You walk on, not particularly remembering whether the person you just spoke to had actually said “great,” “wonderful,” “fantastic” or “crap.” It’s almost a rhetorical question, in so many cases. You’re so tied up in your own slide from ‘middling’ to ‘fair’ to ‘crap’ that the “How’s it going?” was out of your mouth before you even realised the words had escaped. It’s a reflex, an automatic social custom that you don’t notice you do until you’ve done it.
“How’s it going?”
“Shit, thanks. My cat just died, my wife is having an affair with her step-father and my kids hate me. I’ve lost my winning lottery ticket and a plane landed on my house while I was on the toilet so I had no paper to wipe my arse. Oh, and my dog thinks my leg is next door’s poodle for some reason. I assume that’s why he keeps humping it. You?”
“Not bad, not bad.”
It doesn’t quite go like that, but it could. The response is never really listened to. It’s blah-blah-blah, a white noise that simply elicits a nod and a smile. Even if you were told that their budgie had died and a Panzer tank had accidentally driven over their car on the way to parking in their front room – without using the door and stopping right in front of the TV – you’d nod and smile and not even register.

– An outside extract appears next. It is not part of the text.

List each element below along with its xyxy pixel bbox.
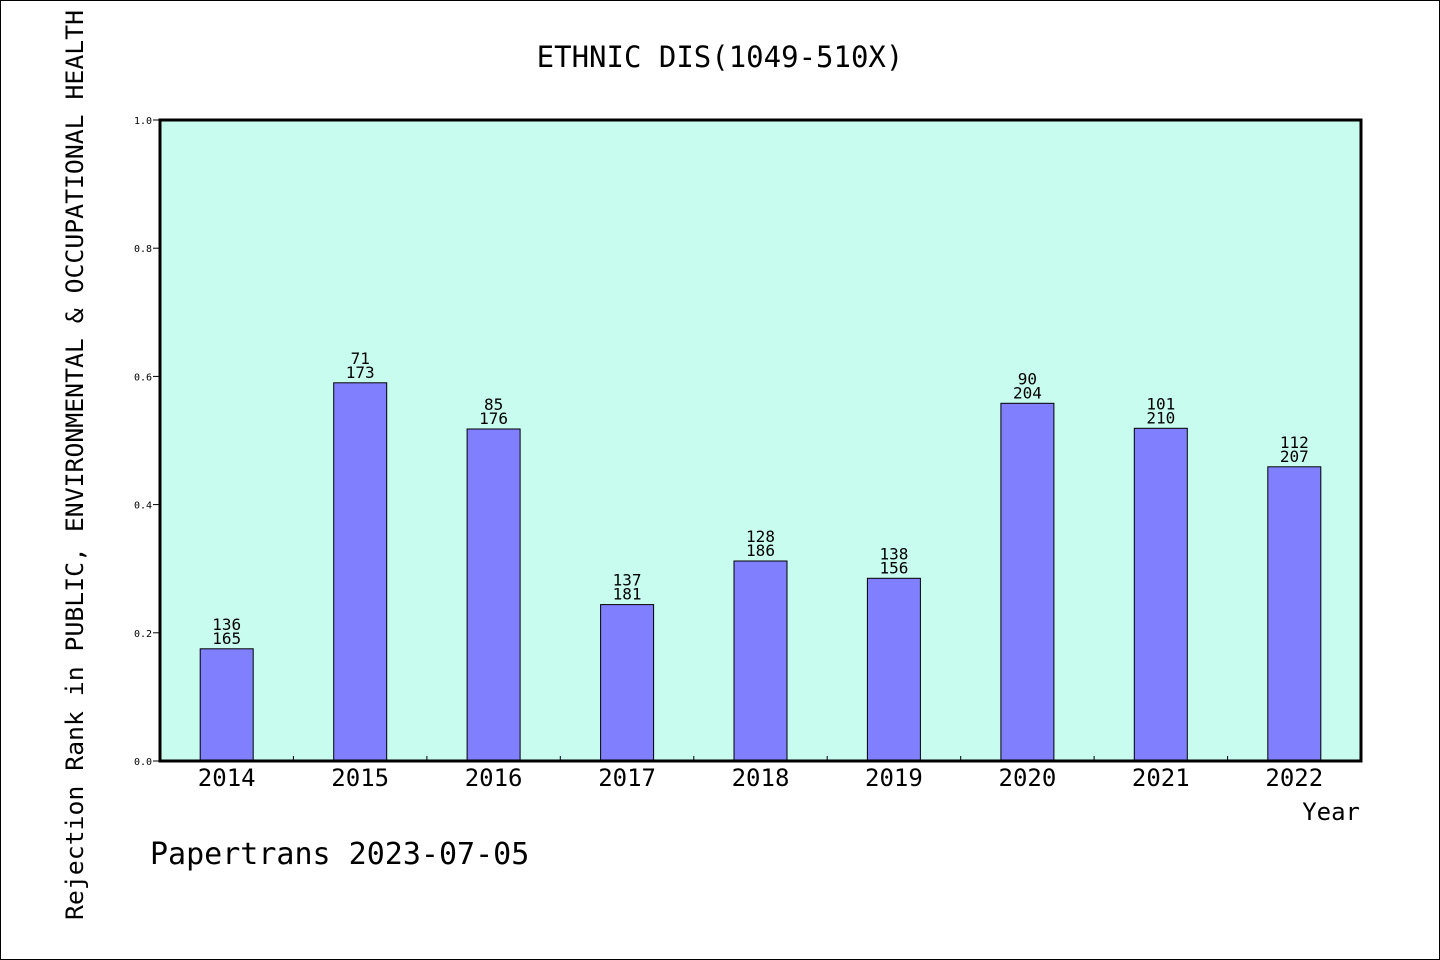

And if you did? If you did stop and ask and listen to the answer, so attempting to strike up a dialogue? The other person would be taken aback, shocked that the customary question was being mutated into an actual CONVERSATION! How dare you? Don’t you know the rules? Don’t you know that, beneath the ‘fair to middling’ simmers a witches cauldron of sickly popping circumstances that were wearing away at your victim’s psyche until their frazzled husk could do naught but stare into space and wonder how ‘middling’ became ‘murder.’
But you know this, so you don’t. You nod and walk on. They nod, and they walk on. Neither really remembers what the other said. Sometimes neither remembers who the other was, let alone the fact that someone was even there.
It’s like telling the time. You look at your wrist and you see it’s 3:30. It’s afternoon, clearly, as it’s daylight and you’re not tucked up in your bed or propping up the local bar to make sure it doesn’t fall over and spill your tenth pint or fifteenth vodka all over the floor.
You’re nice like that.
You don’t consciously think that it’s half past three, post meridian, it’s more of a feeling. The time grazes your mind, leaving only an impression. If someone sees you look at your watch and thus asks you the time, you have to look again, and it takes a second to work out what you’d seen and knew only a second or two before.
You meet, you ask, you pass, you forget.
Fair to middling. A throwaway phrase that masks the underlying fear of actually opening up and interacting. You need to catch your wife, find the ticket, make friends with your children and spay your dog, all before the local shop closes at 8:30. Otherwise you’ll be too late to buy any toilet paper.
Of course, let’s hope no-one asks you the time.